Do you use these GUIDs also in html code as id attributes to identify users, comments, posts? To indicate which link an user clicked or which post he wants to comment?
J
John Topley

If you are using integer IDs in your db, you may make it easy for users to see data they shouldn't by changing qs variables.

E.g. a user could easily change the id parameter in this qs and see/modify data they shouldn't http://someurl?id=1


If I don't check permissions I have a different security problem.
The question isn't if you will check permissions. It's if the new hire you don't know will check permissions.
@BrianWhite - which is why you want a code review process in place, so that you can educate them before it hits production.
Sure. Most places have a code review policy in place. And simultaneously, security issues abound on the web. SQL injection is one of the most common despite all the education
What we do is encrypt the integer ids when used in the URL or form variables.
k
krosenvold

When you send database id's to your client you are forced to check security in both cases. If you keep the id's in your web session you can choose if you want/need to do it, meaning potentially less processing.

You are constantly trying to delegate things to your access control ;) This may be the case in your application but I have never seen such a consistent back-end system in my entire career. Most of them have security models that were designed for non-web usage and some have had additional roles added posthumously, and some of these have been bolted on outside of the core security model (because the role was added in a different operational context, say before the web).

So we use synthetic session local id's because it hides as much as we can get away with.

There is also the issue of non-integer key fields, which may be the case for enumerated values and similar. You can try to sanitize that data, but chances are you'll end up like little bobby drop tables.


Interesting, though I would think that checking all input (including URL parameters) for every request is very appropriate for the web.
D
Dharman

From the perspective of code design, a database ID should be considered a private implementation detail of the persistence technology to keep track of a row. If possible, you should be designing your application with absolutely no reference to this ID in any way. Instead, you should be thinking about how entities are identified in general. Is a person identified with their social security number? Is a person identified with their email? If so, your account model should only ever have a reference to those attributes. If there is no real way to identify a user with such a field, then you should be generating a UUID before hitting the DB.

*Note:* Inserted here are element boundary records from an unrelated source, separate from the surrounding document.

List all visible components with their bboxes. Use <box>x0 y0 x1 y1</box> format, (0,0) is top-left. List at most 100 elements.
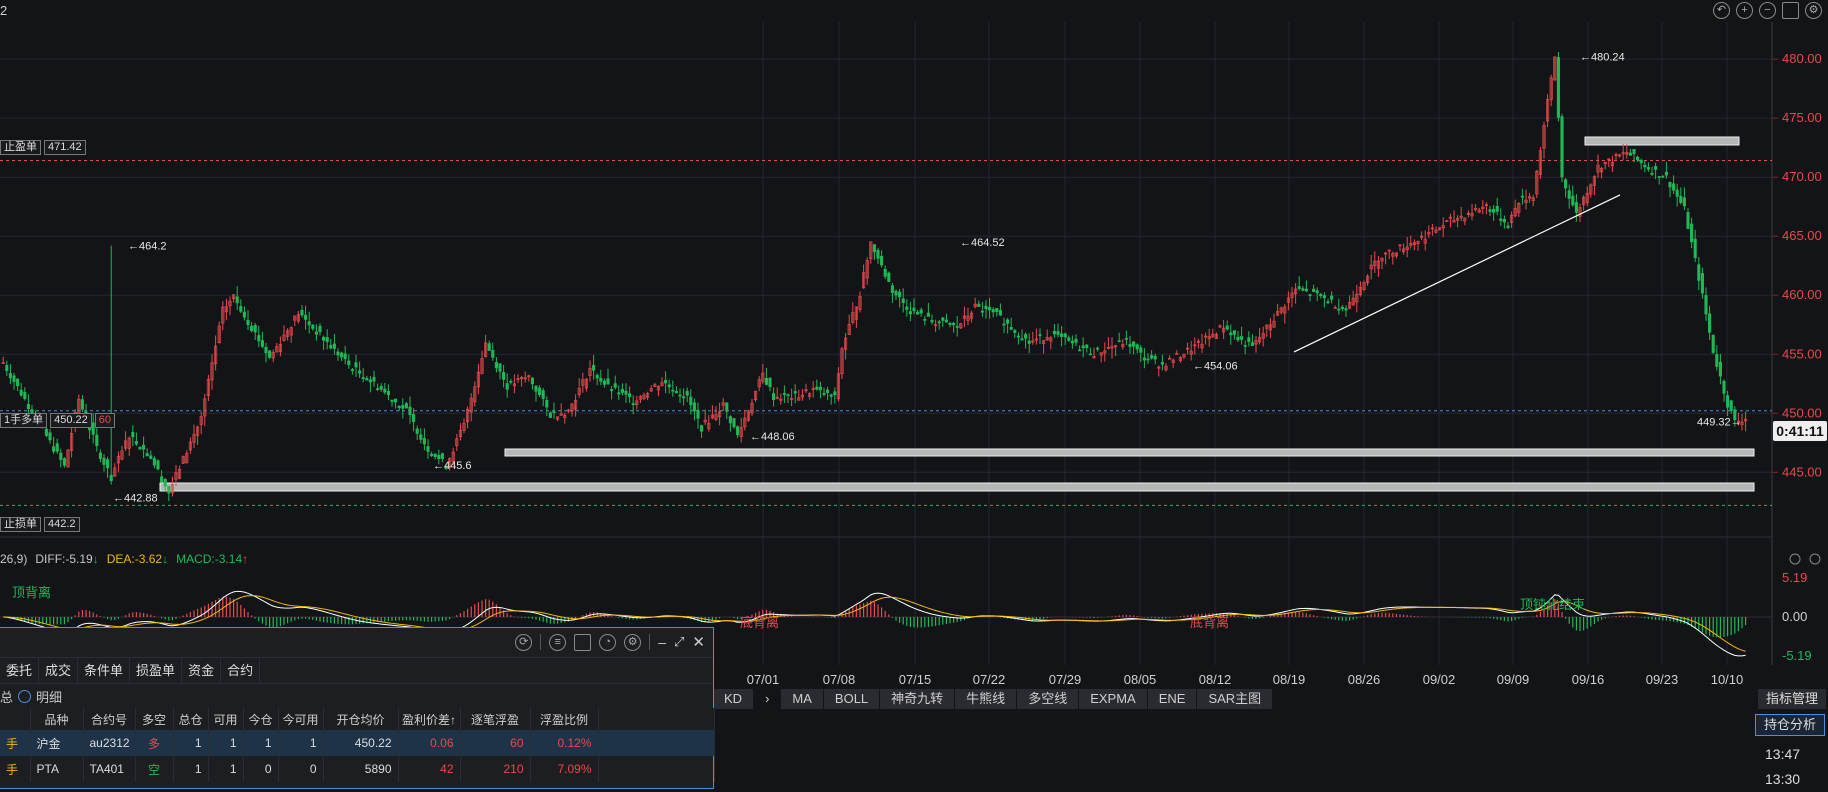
candle-body <box>664 379 668 384</box>
clock-list: 13:47 13:30 <box>1765 742 1800 792</box>
candle-body <box>109 474 113 482</box>
position-analysis-button[interactable]: 持仓分析 <box>1755 714 1826 736</box>
col-header[interactable]: 可用 <box>208 708 244 730</box>
settings-icon[interactable]: ⚙ <box>1805 2 1822 19</box>
col-header[interactable]: 开仓均价 <box>323 708 399 730</box>
candle-body <box>613 383 617 388</box>
candle-body <box>1078 349 1082 352</box>
tab-expma[interactable]: EXPMA <box>1079 689 1148 709</box>
candle-body <box>1506 225 1510 228</box>
bar-countdown: 0:41:11 <box>1773 421 1827 441</box>
refresh-icon[interactable]: ⟳ <box>515 633 533 651</box>
long-position-tag[interactable]: 1手多单 450.22 60 <box>0 413 116 428</box>
undo-icon[interactable]: ↶ <box>1713 2 1730 19</box>
calculator-icon[interactable] <box>574 633 592 651</box>
candle-body <box>1128 343 1132 347</box>
x-tick-label: 08/26 <box>1348 672 1381 687</box>
take-profit-order-tag[interactable]: 止盈单 471.42 <box>0 140 86 155</box>
candle-body <box>1556 57 1560 118</box>
candle-body <box>55 443 59 452</box>
candle-body <box>332 343 336 349</box>
tab-orders[interactable]: 委托 <box>0 658 40 683</box>
x-tick-label: 08/05 <box>1124 672 1157 687</box>
candle-body <box>1711 334 1715 353</box>
gear-icon[interactable]: ⚙ <box>624 633 642 651</box>
tab-magic-nine[interactable]: 神奇九转 <box>880 689 956 709</box>
stop-loss-order-tag[interactable]: 止损单 442.2 <box>0 517 80 532</box>
layout-icon[interactable] <box>1782 2 1799 19</box>
tab-contracts[interactable]: 合约 <box>221 658 261 683</box>
col-header[interactable]: 浮盈比例 <box>530 708 599 730</box>
zoom-out-icon[interactable]: − <box>1759 2 1776 19</box>
candle-body <box>260 340 264 347</box>
col-header[interactable]: 逐笔浮盈 <box>460 708 531 730</box>
tab-conditional[interactable]: 条件单 <box>78 658 131 683</box>
candle-body <box>23 392 27 400</box>
candle-body <box>390 399 394 402</box>
candle-body <box>793 391 797 394</box>
close-icon[interactable]: ✕ <box>692 633 705 651</box>
candle-body <box>1070 340 1074 344</box>
candle-body <box>880 255 884 266</box>
candle-body <box>1027 340 1031 344</box>
tab-ene[interactable]: ENE <box>1147 689 1198 709</box>
col-header[interactable]: 总仓 <box>173 708 209 730</box>
tab-bull-bear[interactable]: 牛熊线 <box>955 689 1018 709</box>
summary-label[interactable]: 总 <box>0 687 13 706</box>
candle-body <box>412 414 416 422</box>
tab-boll[interactable]: BOLL <box>823 689 881 709</box>
candle-body <box>433 453 437 457</box>
col-header[interactable]: 今可用 <box>278 708 324 730</box>
candle-body <box>48 432 52 441</box>
ratio-cell: 7.09% <box>530 756 599 782</box>
candle-body <box>631 403 635 405</box>
minimize-icon[interactable]: – <box>658 634 666 650</box>
tab-ma[interactable]: MA <box>781 689 824 709</box>
tab-trades[interactable]: 成交 <box>39 658 79 683</box>
tab-sar[interactable]: SAR主图 <box>1197 689 1274 709</box>
lots-cell: 手 <box>0 730 31 756</box>
macd-settings-icon[interactable] <box>1809 553 1821 565</box>
col-header[interactable]: 合约号 <box>83 708 136 730</box>
macd-close-icon[interactable] <box>1789 553 1801 565</box>
indicator-manager-button[interactable]: 指标管理 <box>1758 689 1827 709</box>
detail-radio[interactable] <box>18 689 32 703</box>
user-icon[interactable]: ◔ <box>599 633 617 651</box>
spread-cell: 0.06 <box>398 730 461 756</box>
table-row[interactable]: 手 沪金 au2312 多 1 1 1 1 450.22 0.06 60 0.1… <box>0 730 715 756</box>
candle-body <box>667 384 671 388</box>
tab-kd[interactable]: KD <box>713 689 755 709</box>
tab-long-short[interactable]: 多空线 <box>1017 689 1080 709</box>
candle-body <box>386 391 390 396</box>
candle-body <box>329 344 333 349</box>
tab-sl-tp[interactable]: 损盈单 <box>130 658 183 683</box>
candle-body <box>152 458 156 466</box>
list-icon[interactable]: ≡ <box>549 633 567 651</box>
summary-detail-toggle: 总 明细 <box>0 684 713 708</box>
candle-body <box>379 385 383 390</box>
zoom-in-icon[interactable]: + <box>1736 2 1753 19</box>
candle-body <box>1690 223 1694 243</box>
tab-funds[interactable]: 资金 <box>182 658 222 683</box>
candle-body <box>430 453 434 457</box>
candle-body <box>1052 330 1056 335</box>
pnl-cell: 60 <box>460 730 531 756</box>
candle-body <box>1675 189 1679 197</box>
candle-body <box>1088 353 1092 356</box>
avail-cell: 1 <box>208 756 244 782</box>
maximize-icon[interactable]: ⤢ <box>674 634 684 650</box>
col-header[interactable]: 品种 <box>30 708 84 730</box>
col-header[interactable]: 多空 <box>135 708 174 730</box>
candle-body <box>102 457 106 465</box>
col-header[interactable]: 盈利价差↑ <box>398 708 461 730</box>
candle-body <box>1330 295 1334 300</box>
tab-scroll-arrow[interactable]: › <box>754 689 782 709</box>
pnl-cell: 210 <box>460 756 531 782</box>
candle-body <box>984 305 988 310</box>
candle-body <box>1315 290 1319 294</box>
table-row[interactable]: 手 PTA TA401 空 1 1 0 0 5890 42 210 7.09% <box>0 756 715 782</box>
candle-body <box>394 398 398 403</box>
candle-body <box>1153 355 1157 360</box>
candle-body <box>365 378 369 381</box>
col-header[interactable]: 今仓 <box>243 708 279 730</box>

Doing so has a lot of advantages as it would allow you to divorce your domain models from persistence technologies. That would mean that you can substitute database technologies without worrying about primary key compatibility. Leaking your primary key to your data model is not necessarily a security issue if you write the appropriate authorization code but its indicative of less than optimal code design.


That's a common schema design approach - even general data design, a-la domain-driven design - but as a persistence approach it has downsides. The largest is mis-design - the domain doesn't behave as you thought, or has externally changed, in ways that can have large effects on your persisted data. What if a social security number can change? For example, turns out it was mistyped - there may be many records to needlessly change. In code you'd usually represent a link as a pointer or reference, why not in a DB too?
Reading over my answer again, I think it may have not been clear. I am suggesting that database rows have their own IDs that are used for their own technical reasons. But when the data is hydrated from the DB, I don't think we should populate that ID in our Domain entity. I'm still a little hesitant with my answer but I think it makes sense. @orip, what do you think?